By Michael Albert
A butterfly garden can be a great addition to your yard. But to create a habitat suitable for butterflies, you should focus on four things; food, shelter, water and safety.
- The more species of plants you have the more species of butterflies you have. Most plants are flowering species of plants and produce nectar for adult butterflies. Usually, plants that produce heavy scents are better for producing nectar.
Annuals produce longer bloom times then perennials in general. Caterpillars require host plants, meaning you should research what butterflies use certain plants and incorporate those plants in your garden. Native species and a few weeds are helpful to keep around in butterfly gardens.
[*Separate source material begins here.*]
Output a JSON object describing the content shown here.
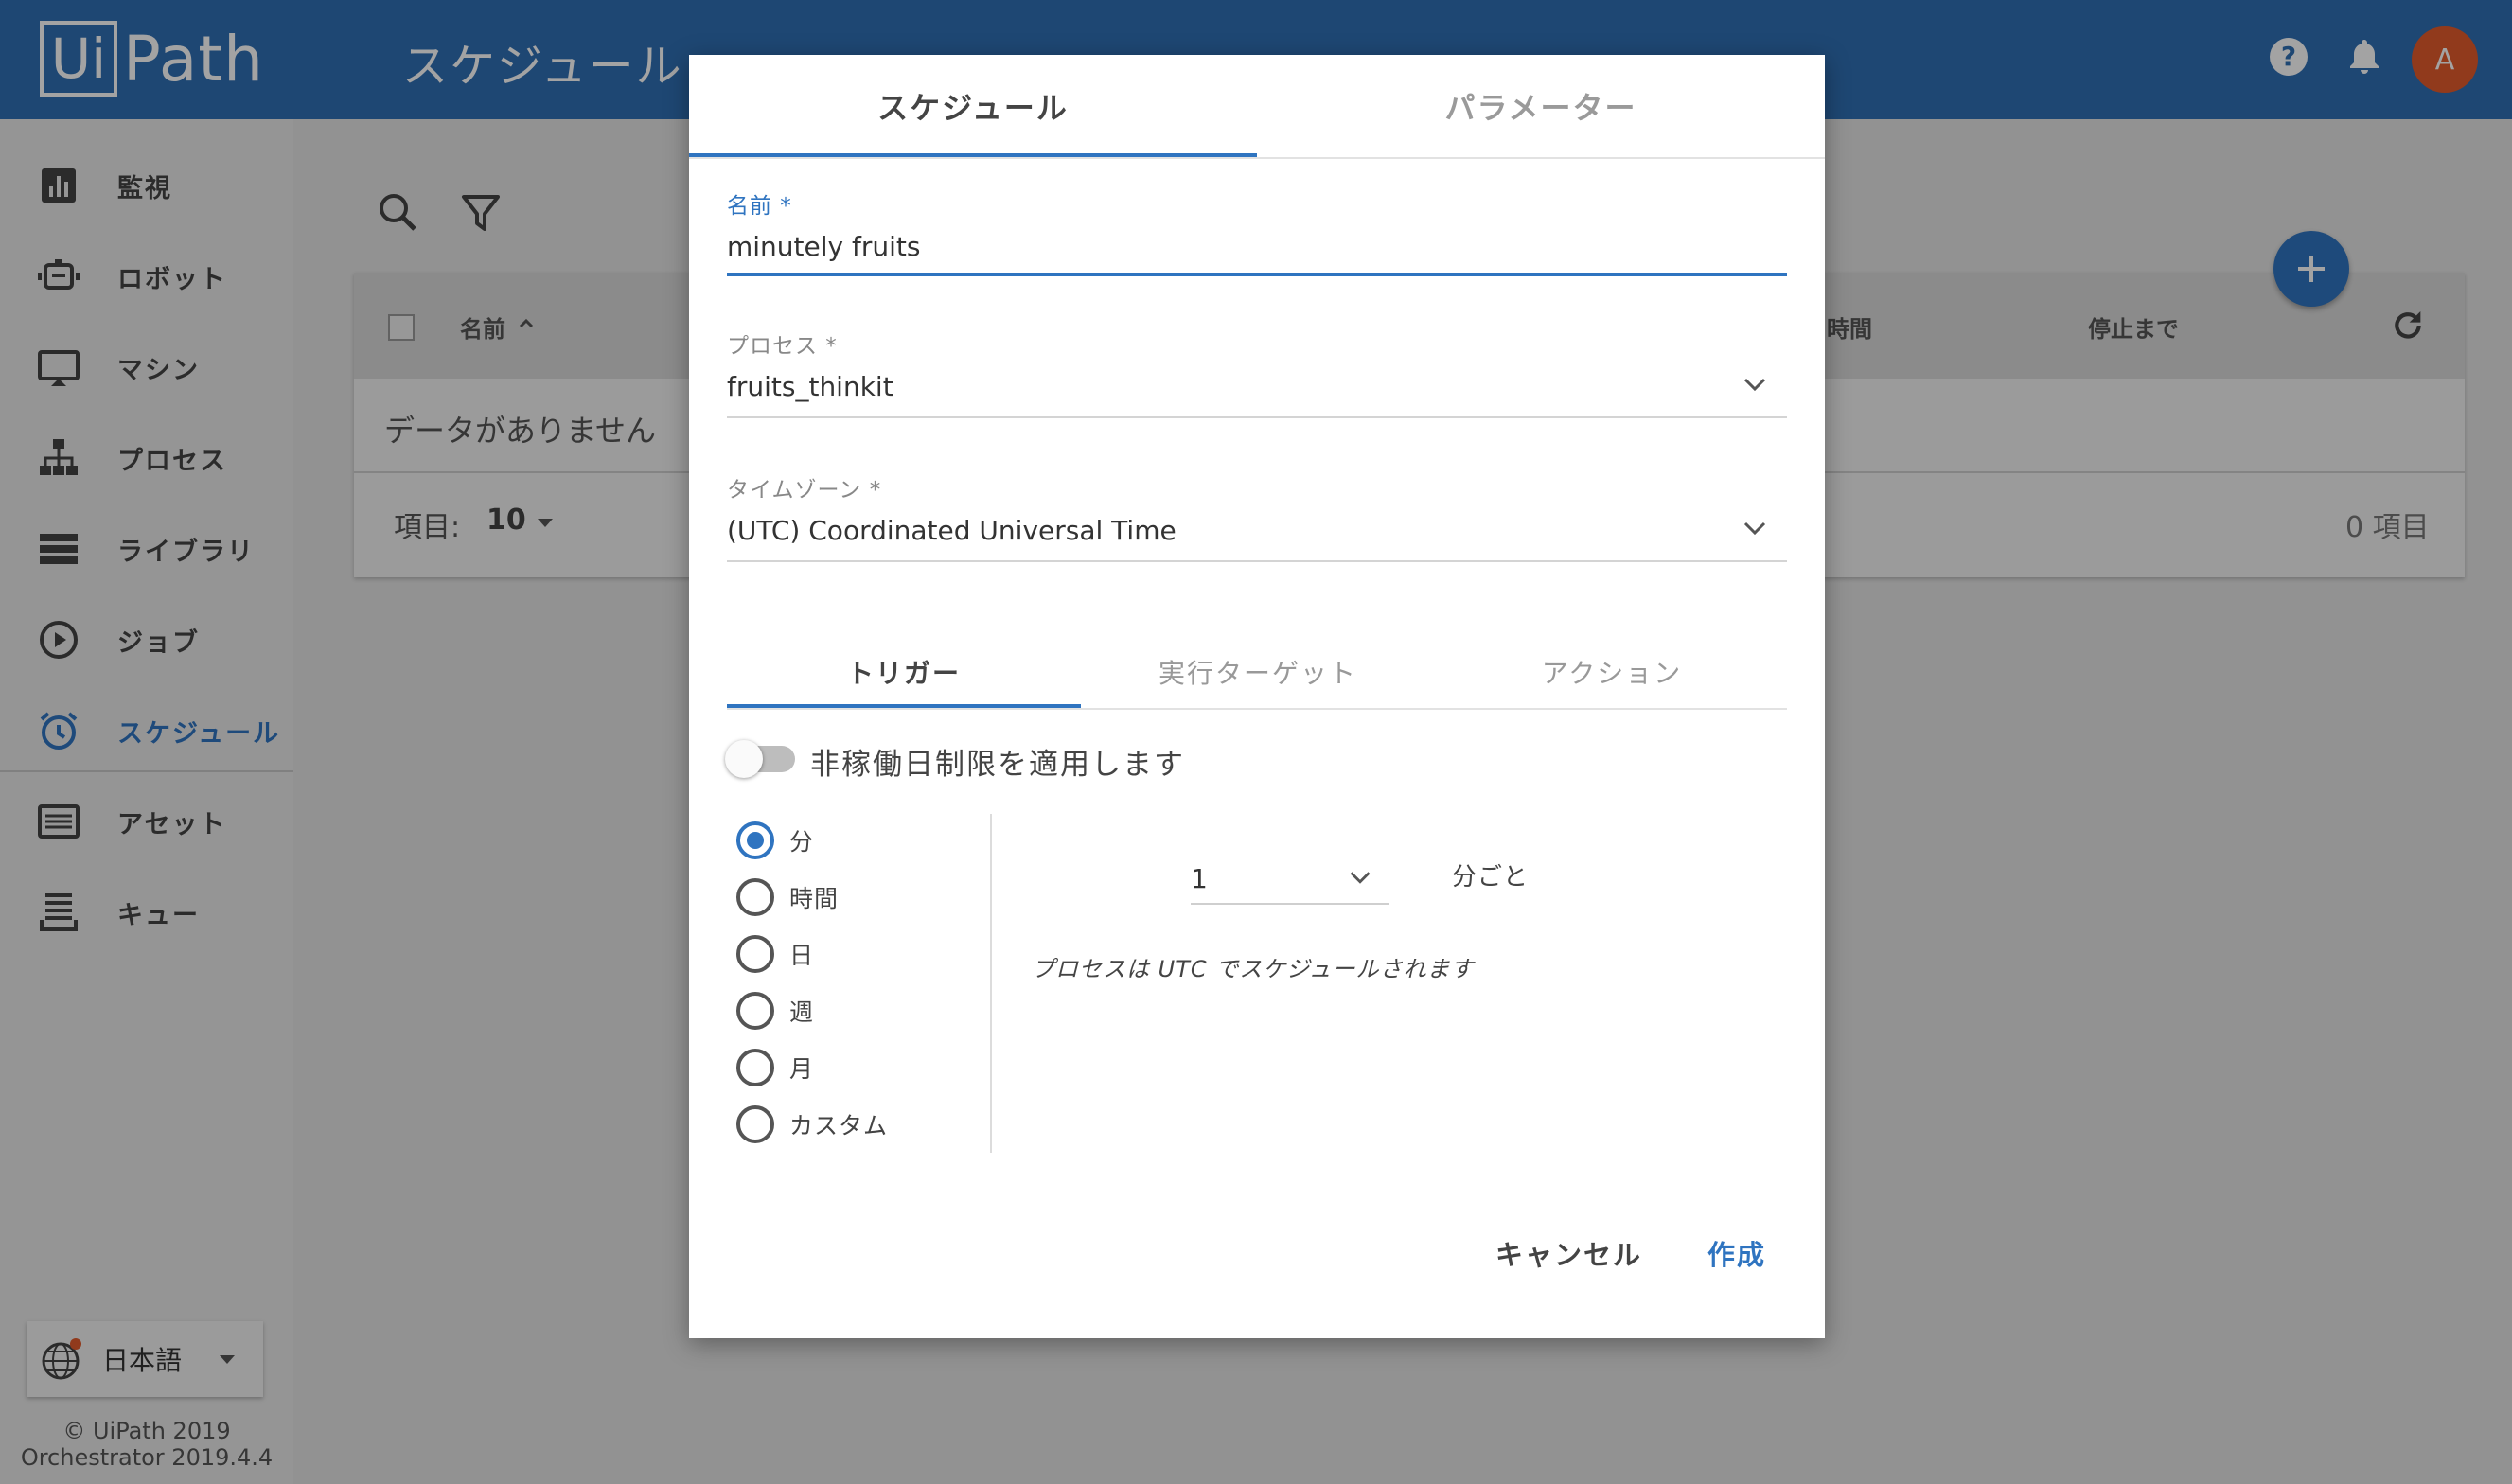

Many flowers that produce double blooms prevent the butterfly from feeding, so try to include heirloom and native cultivars. To increase food, include some grasses, trees, forbs, edibles, and lots of flowers.
- Shelter means plants, decomposing matter, herbaceous covers and rocks that can hide or help the butterflies thrive in the changing environments of the day. By providing changing terrain in short areas, you will have more shelter for your butterflies to thrive in. Rotting logs and rocks can change temperatures, and make good additions to butterfly gardens.
- Water is fundamental for life to flourish. Make sure you have a birdbath, small ponds or other water features somewhere close for your butterflies.
- Don’t use chemicals in butterfly gardens. Keep the ecosystem alive. Chemicals tend to remove links in food chains and without one link you will not have the other. Keep these gardens natural for the betterment and safety of wildlife and your enjoyment.